Effectively adding bits to PC widens those internal buses and registers; 
this may have far-reaching consequences in actual hardware, possibly 
extending critical propagation delays and therefore the minimum cycle time.

>> With a few restrictions on allowed operations related to inter-lane data
>> transfers, a vector loop can then, for most operations and on
>> appropriate hardware, be unrolled (by hardware) across however many
>> vector lanes are actually implemented, with the loop variable advanced
>> by N (number of implemented vector lanes) on each pass through the loop.
> deep breath: this is unfortunately a completely different design paradigm
> for which i would have to rethink the entire implementation strategy that
> i've been holding in my head for over 30 months.

Agreed.  Consider the proposal to change the Simple-V execution model 
withdrawn and tentatively offered for comment as an early draft for a 
second vector execution proposal, FlexiVec.

>> If Simple-V really is intended to march across the register file, then I
>> propose an alternate "FlexiVec" as I previously described.  The
>> interesting possibility with "FlexiVec" is that it can scale all the way
>> down to the baseline scalar ISA (with MAXVL=1) and up to arbitrarily
>> large "hybrid GPU" designs with thousands of vector lanes driven by a
>> single control unit.
> IBM POWER 9 and IBM POWER 10 took a different strategy: 8-way
> multi-issue OoO execution.  POWER10 i think has two 128-bit SIMD
> ALU pipelines per core, which is completely mad.
> what i very much did not want to happen was IBM, who are (obviously)
> on the OPF ISA WG and who have now handed over control of the ISA
> to the OPF after being its custodians and designers for 25 years, to freak
> out.
> with IBM having already implemented such an astoundingly-powerful
> multi-issue engine, it made prudent sense to propose SVP64 as "merely
> leveraging what IBM already has".
> it is telling that IBM did *not* extend the VSX ISA to 256 or 512 bit: instead
> they increased the number of 128-bit multi-issue ALUs.

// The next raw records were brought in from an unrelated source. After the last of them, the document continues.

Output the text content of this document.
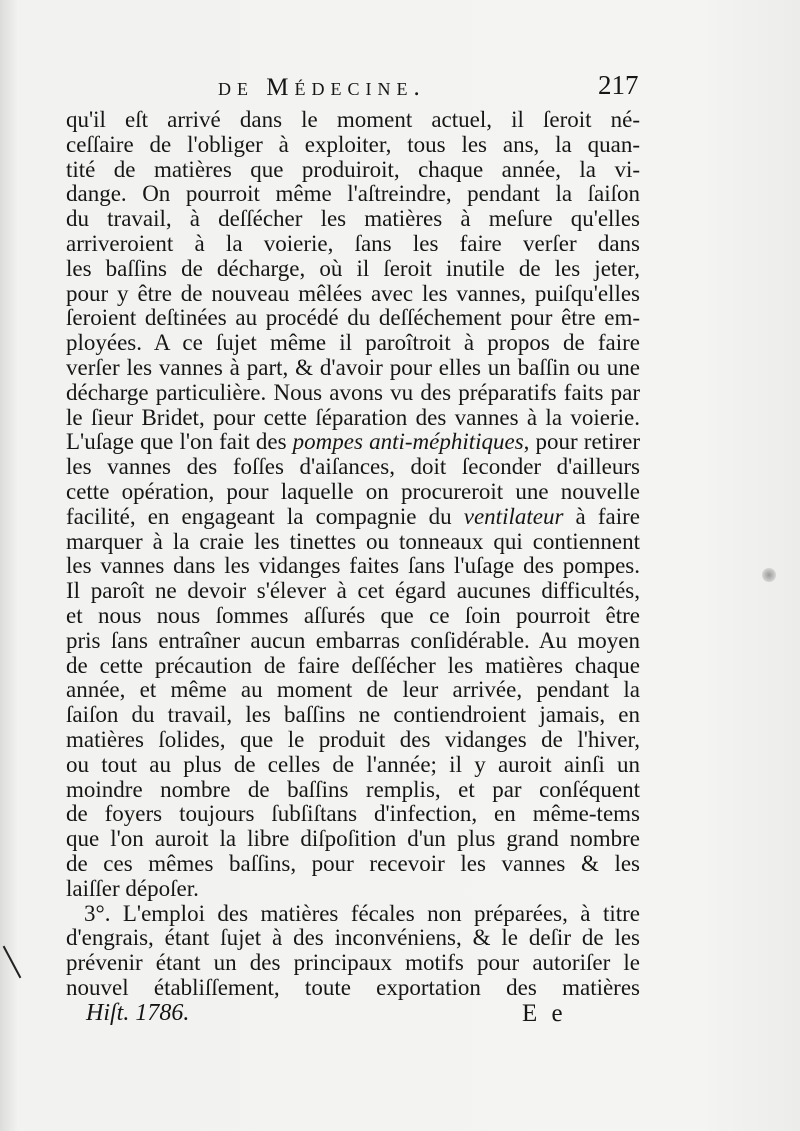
de Médecine.	217
qu'il eſt arrivé dans le moment actuel, il ſeroit né-
ceſſaire de l'obliger à exploiter, tous les ans, la quan-
tité de matières que produiroit, chaque année, la vi-
dange. On pourroit même l'aſtreindre, pendant la ſaiſon
du travail, à deſſécher les matières à meſure qu'elles
arriveroient à la voierie, ſans les faire verſer dans
les baſſins de décharge, où il ſeroit inutile de les jeter,
pour y être de nouveau mêlées avec les vannes, puiſqu'elles
ſeroient deſtinées au procédé du deſſéchement pour être em-
ployées. A ce ſujet même il paroîtroit à propos de faire
verſer les vannes à part, & d'avoir pour elles un baſſin ou une
décharge particulière. Nous avons vu des préparatifs faits par
le ſieur Bridet, pour cette ſéparation des vannes à la voierie.
L'uſage que l'on fait des pompes anti-méphitiques, pour retirer
les vannes des foſſes d'aiſances, doit ſeconder d'ailleurs
cette opération, pour laquelle on procureroit une nouvelle
facilité, en engageant la compagnie du ventilateur à faire
marquer à la craie les tinettes ou tonneaux qui contiennent
les vannes dans les vidanges faites ſans l'uſage des pompes.
Il paroît ne devoir s'élever à cet égard aucunes difficultés,
et nous nous ſommes aſſurés que ce ſoin pourroit être
pris ſans entraîner aucun embarras conſidérable. Au moyen
de cette précaution de faire deſſécher les matières chaque
année, et même au moment de leur arrivée, pendant la
ſaiſon du travail, les baſſins ne contiendroient jamais, en
matières ſolides, que le produit des vidanges de l'hiver,
ou tout au plus de celles de l'année; il y auroit ainſi un
moindre nombre de baſſins remplis, et par conſéquent
de foyers toujours ſubſiſtans d'infection, en même-tems
que l'on auroit la libre diſpoſition d'un plus grand nombre
de ces mêmes baſſins, pour recevoir les vannes & les
laiſſer dépoſer.
3°. L'emploi des matières fécales non préparées, à titre
d'engrais, étant ſujet à des inconvéniens, & le deſir de les
prévenir étant un des principaux motifs pour autoriſer le
nouvel établiſſement, toute exportation des matières
Hiſt. 1786.	E e
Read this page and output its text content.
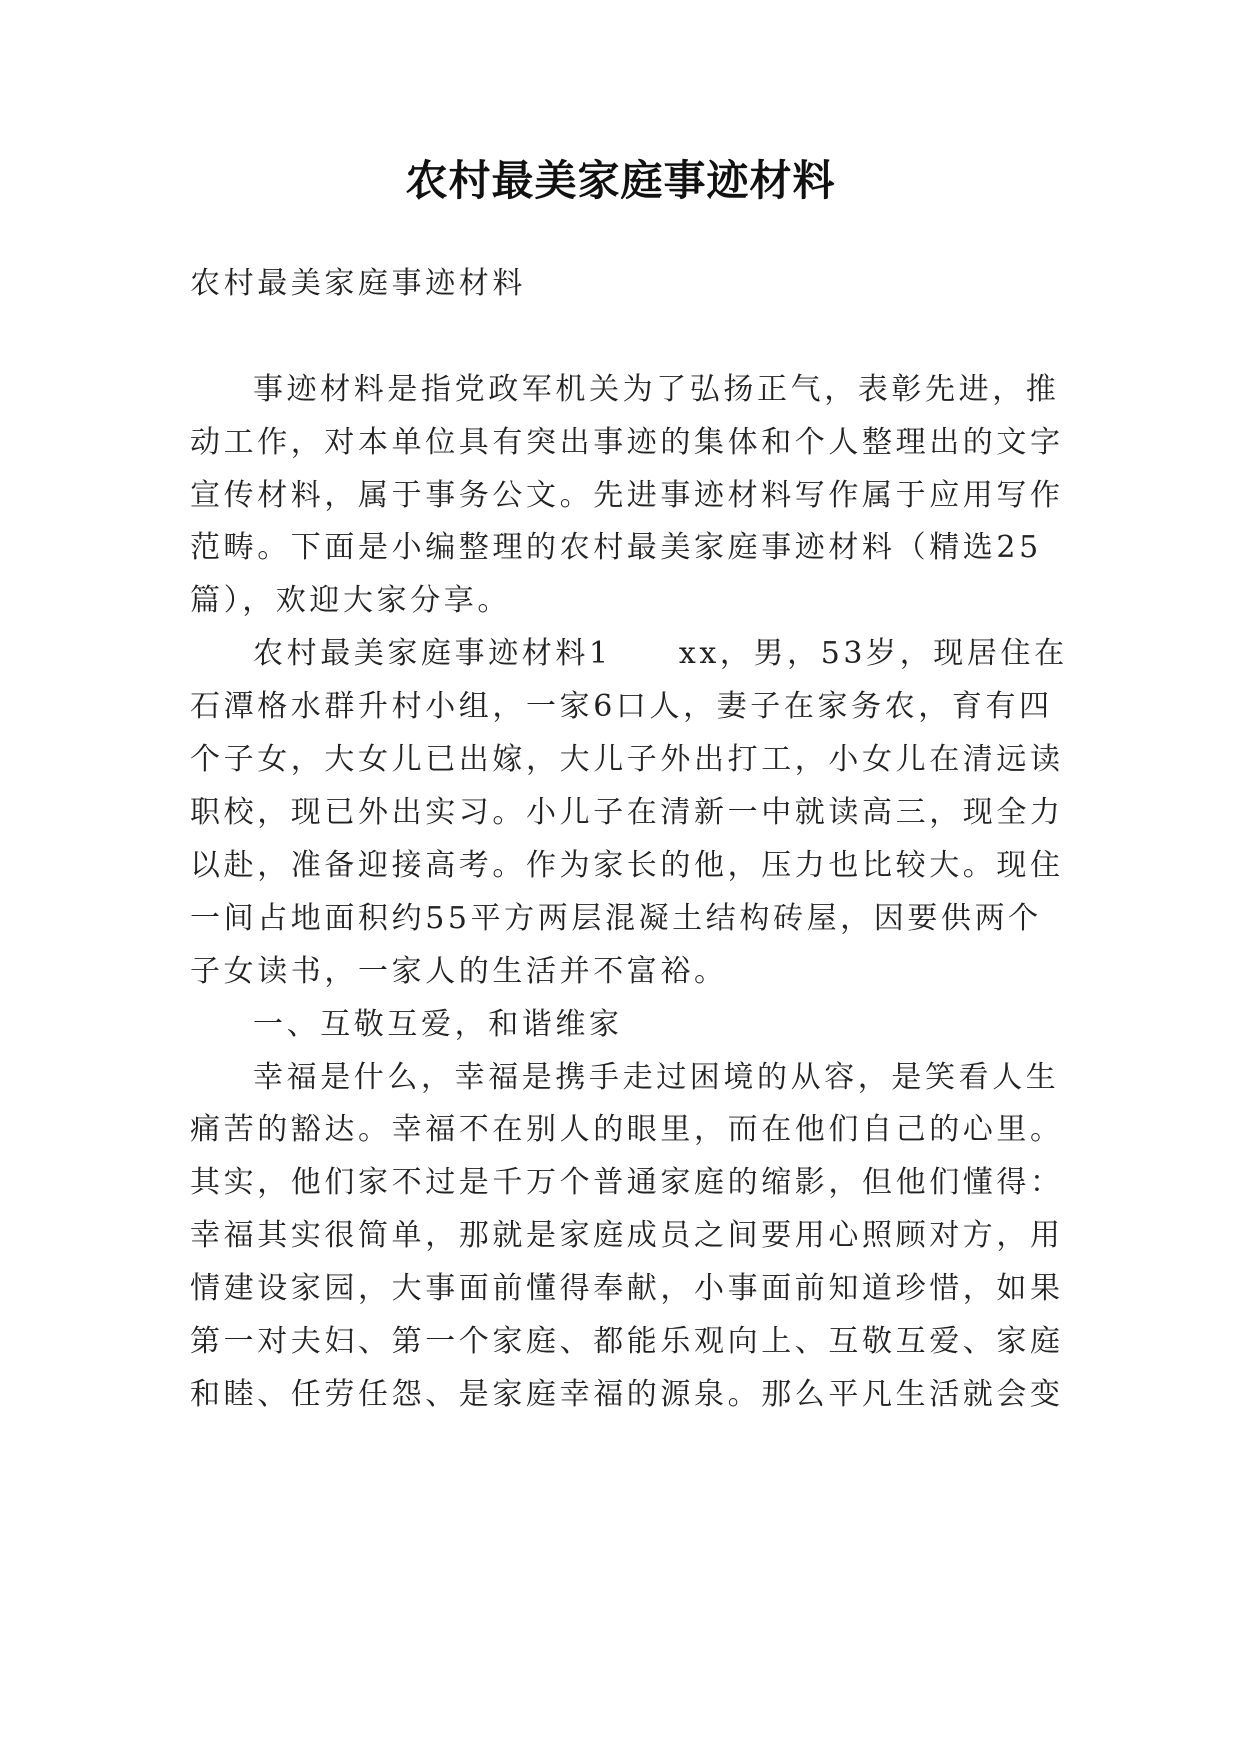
农村最美家庭事迹材料
农村最美家庭事迹材料
事迹材料是指党政军机关为了弘扬正气，表彰先进，推
动工作，对本单位具有突出事迹的集体和个人整理出的文字
宣传材料，属于事务公文。先进事迹材料写作属于应用写作
范畴。下面是小编整理的农村最美家庭事迹材料（精选25
篇），欢迎大家分享。
农村最美家庭事迹材料1　　xx，男，53岁，现居住在
石潭格水群升村小组，一家6口人，妻子在家务农，育有四
个子女，大女儿已出嫁，大儿子外出打工，小女儿在清远读
职校，现已外出实习。小儿子在清新一中就读高三，现全力
以赴，准备迎接高考。作为家长的他，压力也比较大。现住
一间占地面积约55平方两层混凝土结构砖屋，因要供两个
子女读书，一家人的生活并不富裕。
一、互敬互爱，和谐维家
幸福是什么，幸福是携手走过困境的从容，是笑看人生
痛苦的豁达。幸福不在别人的眼里，而在他们自己的心里。
其实，他们家不过是千万个普通家庭的缩影，但他们懂得：
幸福其实很简单，那就是家庭成员之间要用心照顾对方，用
情建设家园，大事面前懂得奉献，小事面前知道珍惜，如果
第一对夫妇、第一个家庭、都能乐观向上、互敬互爱、家庭
和睦、任劳任怨、是家庭幸福的源泉。那么平凡生活就会变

Multiple-issue would be a perfectly acceptable way to implement 
FlexiVec, too.

On another note, having had a bit more time to examine the Simple-V 
document, I propose splitting the additional scalar operations in Part 
III into a separate "New Instructions for Parallel Applications" 
proposal.  Most (maybe all?) of them should be able to stand on their 
own, without requiring the Simple-V pipeline extensions.

Consider it this way:  SVP64 significantly alters the execution pipeline 
and adds to the processor context.  Most of the scalar instructions 
proposed are additional ALU operations, orthogonal to Simple-V proper.  
I suspect that the latter, having much less far-reaching effects on 
processor design, will be easier to convince the OpenPOWER experts to adopt.

Having just now obtained a copy of the OpenPOWER v3.1B spec and having 
barely begun reading its almost 1600 pages, I have already found 
something that might be a problem for Simple-V:  all but the lowest 
compliance levels already have VMX/VSX as a required feature.